Bu yazı, tek ebeveyn bir anne olan araştırmacının, tek ebeveyn olan göçmen annelerin deneyimlerinin araştırıldığı doktora tezinin saha araştırması deneyimlerini özdüşünümsel olarak tartıştığı bir deneme metni olma amacı taşımaktadır. Çoklu sahalarda gerçekleşen göç ve kadın araştırmasının Gaziantep ilini kapsayan bölümü çalışmada, araştırmacının araştırma süresince cinsel içerikli sözlü taciz, silahın gösterilerek taşınması, araştırmacıya nerede nasıl davranması gerektiğinin söylenmesi gibi abartılı erkeklik tutumlarını deneyimlemiş olması nedeniyle hiper-maskülen bir ortam olarak değerlendirilmektedir. Feminist bakış açısını temel alarak hiper-maskülen bir sahada öznel kadın deneyimlerine yönelik araştırma yürütürken araştırmacının içeriden konumunu empati ile sağlayabileceği ve dışarıdan konumunun da nesnelliğini koruması için önemli olduğu görülmektedir. Araştırma sahasının toplumsal cinsiyet yapısı ve ataerkillikle müzakereler hem araştırmanın yöntemini hem de araştırmacıyı etkilemiştir.
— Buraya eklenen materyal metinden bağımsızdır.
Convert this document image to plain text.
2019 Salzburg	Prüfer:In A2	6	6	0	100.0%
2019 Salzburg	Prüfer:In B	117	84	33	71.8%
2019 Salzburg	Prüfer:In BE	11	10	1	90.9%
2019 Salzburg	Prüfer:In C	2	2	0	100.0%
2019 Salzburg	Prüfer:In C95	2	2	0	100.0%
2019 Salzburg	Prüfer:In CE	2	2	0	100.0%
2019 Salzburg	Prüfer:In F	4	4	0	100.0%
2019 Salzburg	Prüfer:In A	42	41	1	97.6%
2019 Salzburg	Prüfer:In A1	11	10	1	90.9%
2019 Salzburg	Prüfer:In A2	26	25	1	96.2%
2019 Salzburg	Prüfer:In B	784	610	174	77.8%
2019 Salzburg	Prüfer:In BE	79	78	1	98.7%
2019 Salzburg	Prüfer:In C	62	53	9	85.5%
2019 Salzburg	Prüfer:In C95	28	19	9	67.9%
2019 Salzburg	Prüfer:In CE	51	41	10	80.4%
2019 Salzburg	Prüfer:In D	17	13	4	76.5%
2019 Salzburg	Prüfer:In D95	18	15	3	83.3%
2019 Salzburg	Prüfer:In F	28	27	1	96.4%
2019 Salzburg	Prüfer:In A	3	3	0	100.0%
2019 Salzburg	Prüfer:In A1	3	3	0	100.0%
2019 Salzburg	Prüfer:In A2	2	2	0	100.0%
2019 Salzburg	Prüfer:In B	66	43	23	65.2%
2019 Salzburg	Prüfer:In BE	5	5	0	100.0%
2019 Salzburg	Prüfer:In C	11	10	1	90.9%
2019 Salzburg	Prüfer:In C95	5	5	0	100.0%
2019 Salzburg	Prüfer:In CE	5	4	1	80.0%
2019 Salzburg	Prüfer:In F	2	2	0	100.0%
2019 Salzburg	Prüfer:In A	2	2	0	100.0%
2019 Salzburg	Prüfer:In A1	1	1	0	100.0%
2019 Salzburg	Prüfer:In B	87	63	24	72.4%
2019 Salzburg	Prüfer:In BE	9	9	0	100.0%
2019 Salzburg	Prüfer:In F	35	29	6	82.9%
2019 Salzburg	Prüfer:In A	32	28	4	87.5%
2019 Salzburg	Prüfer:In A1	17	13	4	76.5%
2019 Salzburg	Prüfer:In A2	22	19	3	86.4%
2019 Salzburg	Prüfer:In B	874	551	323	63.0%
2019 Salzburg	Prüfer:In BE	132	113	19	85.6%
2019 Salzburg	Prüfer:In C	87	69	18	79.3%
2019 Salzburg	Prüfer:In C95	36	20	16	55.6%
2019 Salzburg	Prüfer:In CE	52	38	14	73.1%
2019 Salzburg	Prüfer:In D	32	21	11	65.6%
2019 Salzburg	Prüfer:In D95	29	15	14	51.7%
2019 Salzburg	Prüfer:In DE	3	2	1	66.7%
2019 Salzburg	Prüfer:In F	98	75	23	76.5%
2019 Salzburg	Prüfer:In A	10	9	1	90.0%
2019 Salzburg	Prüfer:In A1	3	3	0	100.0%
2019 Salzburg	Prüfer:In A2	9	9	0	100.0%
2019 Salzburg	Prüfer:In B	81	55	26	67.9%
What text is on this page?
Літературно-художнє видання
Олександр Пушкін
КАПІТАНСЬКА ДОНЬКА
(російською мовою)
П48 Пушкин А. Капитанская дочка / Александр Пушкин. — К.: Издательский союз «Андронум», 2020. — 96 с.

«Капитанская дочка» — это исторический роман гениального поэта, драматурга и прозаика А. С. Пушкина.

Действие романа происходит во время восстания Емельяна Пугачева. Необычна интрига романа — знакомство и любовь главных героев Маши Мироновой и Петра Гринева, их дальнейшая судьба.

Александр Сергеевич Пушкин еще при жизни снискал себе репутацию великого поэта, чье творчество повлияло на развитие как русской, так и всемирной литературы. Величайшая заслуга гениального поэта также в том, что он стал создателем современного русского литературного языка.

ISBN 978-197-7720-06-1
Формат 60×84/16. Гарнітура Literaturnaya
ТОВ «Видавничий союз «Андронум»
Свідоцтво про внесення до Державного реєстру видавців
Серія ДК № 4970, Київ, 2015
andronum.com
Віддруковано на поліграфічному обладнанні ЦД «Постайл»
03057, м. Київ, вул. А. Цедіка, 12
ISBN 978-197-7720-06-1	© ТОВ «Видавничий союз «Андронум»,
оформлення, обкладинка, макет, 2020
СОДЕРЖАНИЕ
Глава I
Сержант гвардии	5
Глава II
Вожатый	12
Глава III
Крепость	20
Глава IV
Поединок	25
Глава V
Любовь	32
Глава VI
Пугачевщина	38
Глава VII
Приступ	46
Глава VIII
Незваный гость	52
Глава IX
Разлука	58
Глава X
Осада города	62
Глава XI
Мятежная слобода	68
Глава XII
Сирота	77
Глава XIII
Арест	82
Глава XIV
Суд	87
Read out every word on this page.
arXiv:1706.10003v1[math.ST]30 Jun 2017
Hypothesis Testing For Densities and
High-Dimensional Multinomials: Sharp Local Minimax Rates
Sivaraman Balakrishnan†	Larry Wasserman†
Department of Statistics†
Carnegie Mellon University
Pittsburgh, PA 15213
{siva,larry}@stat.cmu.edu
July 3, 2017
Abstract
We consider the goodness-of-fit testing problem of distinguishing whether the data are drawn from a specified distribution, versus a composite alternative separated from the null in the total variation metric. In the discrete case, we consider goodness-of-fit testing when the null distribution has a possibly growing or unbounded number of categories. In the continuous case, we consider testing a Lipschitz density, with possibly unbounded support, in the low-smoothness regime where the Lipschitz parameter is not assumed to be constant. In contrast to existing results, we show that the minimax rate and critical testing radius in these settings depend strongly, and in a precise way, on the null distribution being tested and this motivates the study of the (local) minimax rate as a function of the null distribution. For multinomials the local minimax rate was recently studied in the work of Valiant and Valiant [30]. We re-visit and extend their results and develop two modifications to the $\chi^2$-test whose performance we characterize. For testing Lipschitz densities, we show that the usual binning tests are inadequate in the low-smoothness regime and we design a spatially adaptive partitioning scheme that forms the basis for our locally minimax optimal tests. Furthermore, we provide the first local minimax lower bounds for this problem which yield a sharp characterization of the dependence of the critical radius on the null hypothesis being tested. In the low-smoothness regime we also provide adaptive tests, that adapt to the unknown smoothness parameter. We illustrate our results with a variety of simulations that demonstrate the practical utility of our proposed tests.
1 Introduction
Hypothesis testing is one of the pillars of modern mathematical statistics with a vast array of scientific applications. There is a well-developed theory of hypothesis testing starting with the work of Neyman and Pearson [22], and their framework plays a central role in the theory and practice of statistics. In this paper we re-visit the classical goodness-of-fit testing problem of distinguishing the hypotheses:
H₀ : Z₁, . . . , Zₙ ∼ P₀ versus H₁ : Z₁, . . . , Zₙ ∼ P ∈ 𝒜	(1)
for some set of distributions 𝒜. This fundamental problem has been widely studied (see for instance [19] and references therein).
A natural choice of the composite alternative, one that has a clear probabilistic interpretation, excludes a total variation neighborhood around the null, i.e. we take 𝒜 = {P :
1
Katılımcıya ulaşma ve katılımcılarla gerçekleşen derinlemesine görüşmeler esnasında yüz yüze gelinen etik ve metodolojik zorluklar tartışılmış, toplumsal cinsiyet odaklı olarak iktidar ilişkileri ve anneliğe yönelik içsel sorgulamalar özdüşünümsel bir şekilde paylaşılmıştır.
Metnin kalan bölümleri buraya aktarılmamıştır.